Cada nuevo mandatario avanzó un poco más en esa línea directriz. Duque, que ya no tiene como meta principal la lucha contra las FARC, quiso poner quinta velocidad a un plan que implica bajar impuestos a las empresas más poderosas, a salarios y a beneficios sociales, pero aumentar tributos como el IVA, subir la edad jubilatoria y avanzar hacia un modelo de retiro privado.
Lo primero que dijeron los analistas fue que el paquetazo, que implicaría incrementos en los precios de combustibles y servicios, afectaba directamente a la clase media, sustento tradicional del partido de Uribe y su política de combate militar a la guerrilla. Duque intentó convencer a la población de que sus planes sólo buscan aliviar los impuestos a los generadores de trabajo para incentivar el empleo. Pero el 70 por ciento de la ciudadanía, según afirman las últimas encuestas, no le cree.

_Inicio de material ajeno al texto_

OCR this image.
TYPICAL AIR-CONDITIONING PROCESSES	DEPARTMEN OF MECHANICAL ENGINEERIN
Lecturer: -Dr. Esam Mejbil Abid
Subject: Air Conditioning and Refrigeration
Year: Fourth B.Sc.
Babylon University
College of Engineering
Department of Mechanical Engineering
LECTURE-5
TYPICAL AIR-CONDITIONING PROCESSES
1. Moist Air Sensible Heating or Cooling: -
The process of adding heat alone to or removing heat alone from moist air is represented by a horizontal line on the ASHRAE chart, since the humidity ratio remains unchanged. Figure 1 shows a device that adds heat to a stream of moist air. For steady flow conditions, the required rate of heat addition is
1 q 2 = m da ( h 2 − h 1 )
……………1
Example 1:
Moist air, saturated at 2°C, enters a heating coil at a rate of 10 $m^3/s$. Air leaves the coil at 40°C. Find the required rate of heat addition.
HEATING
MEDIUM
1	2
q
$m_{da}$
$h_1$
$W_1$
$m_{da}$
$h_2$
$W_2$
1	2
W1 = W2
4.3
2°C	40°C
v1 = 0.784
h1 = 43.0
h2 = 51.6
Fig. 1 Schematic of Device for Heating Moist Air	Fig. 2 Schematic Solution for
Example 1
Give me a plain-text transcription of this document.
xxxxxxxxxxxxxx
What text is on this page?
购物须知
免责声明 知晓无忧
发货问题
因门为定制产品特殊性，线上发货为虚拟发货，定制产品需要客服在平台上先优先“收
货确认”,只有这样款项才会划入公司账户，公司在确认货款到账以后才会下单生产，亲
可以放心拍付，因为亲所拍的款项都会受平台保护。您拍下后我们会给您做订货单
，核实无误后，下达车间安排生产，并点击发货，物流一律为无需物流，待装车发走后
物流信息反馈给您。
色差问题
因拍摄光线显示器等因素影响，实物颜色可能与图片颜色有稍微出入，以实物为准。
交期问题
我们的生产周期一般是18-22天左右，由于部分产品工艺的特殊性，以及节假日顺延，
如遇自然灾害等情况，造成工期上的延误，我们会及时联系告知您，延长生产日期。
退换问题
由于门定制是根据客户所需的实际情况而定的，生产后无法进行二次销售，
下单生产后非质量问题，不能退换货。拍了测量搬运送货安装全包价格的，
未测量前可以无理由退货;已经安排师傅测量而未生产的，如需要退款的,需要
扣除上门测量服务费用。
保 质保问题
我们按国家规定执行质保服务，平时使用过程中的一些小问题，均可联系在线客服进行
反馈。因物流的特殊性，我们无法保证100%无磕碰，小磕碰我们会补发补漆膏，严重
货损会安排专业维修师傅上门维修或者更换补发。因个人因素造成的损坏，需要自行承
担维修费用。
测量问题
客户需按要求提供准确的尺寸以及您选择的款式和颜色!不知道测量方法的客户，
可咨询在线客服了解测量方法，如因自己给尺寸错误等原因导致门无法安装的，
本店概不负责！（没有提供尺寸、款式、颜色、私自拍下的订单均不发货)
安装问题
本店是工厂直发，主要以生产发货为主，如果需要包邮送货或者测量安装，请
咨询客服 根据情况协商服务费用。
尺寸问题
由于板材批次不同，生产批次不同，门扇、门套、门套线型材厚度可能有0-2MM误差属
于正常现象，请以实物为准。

Académicos de las universidades más grandes de Colombia, de Berkeley y de la British Columbia, de Canadá, elaboraron un informe que desmiente al presidente. Esos estudios aseguran que concede casi nueve billones de pesos en descuentos tributarios a las grandes empresas sin ninguna prestación a cambio.
Para el establishment colombiano la situación se complica porque a las demandas contra las medidas ultraliberales que pretende imponer Duque se sumaron reclamos estudiantiles por una mejor educación pública; ambientales, de movimientos sociales contra el fracking; de comunidades aborígenes por sus derechos ancestrales, y de mujeres por la igualdad de género.
Como también suele suceder en estas movidas masivas, los medios y el gobierno dan una versión de los hechos que la realidad refuta. Así fue que en las marchas se canta “Dilan no murió, a Dilan lo mataron”, desmintiendo titulares de diarios y a presentadores televisivos alineados con el discurso oficial.
Mientras tanto, va creciendo una fuerza centroizquierdista que se opone al modelo político que rige al país desde hace 30 años. Es así que Gustavo Petro, ex alcalde de Bogotá, logró colarse en la segunda vuelta electoral de junio de 2018 y obtuvo un 42 por ciento de sufragios. Para un ex miembro del M19 caratulado como “filochavista” fue un triunfo.
A principios de noviembre, Claudia López Hernández ganó la alcaldía de Bogotá con una coalición encabezada por su partido, el Verde. Es la primera mujer en llegar a ese cargo en la capital colombiana y además es la primera persona declaradamente homosexual en ser elegida en las urnas. Otra señal de que los tiempos cambian en Colombia.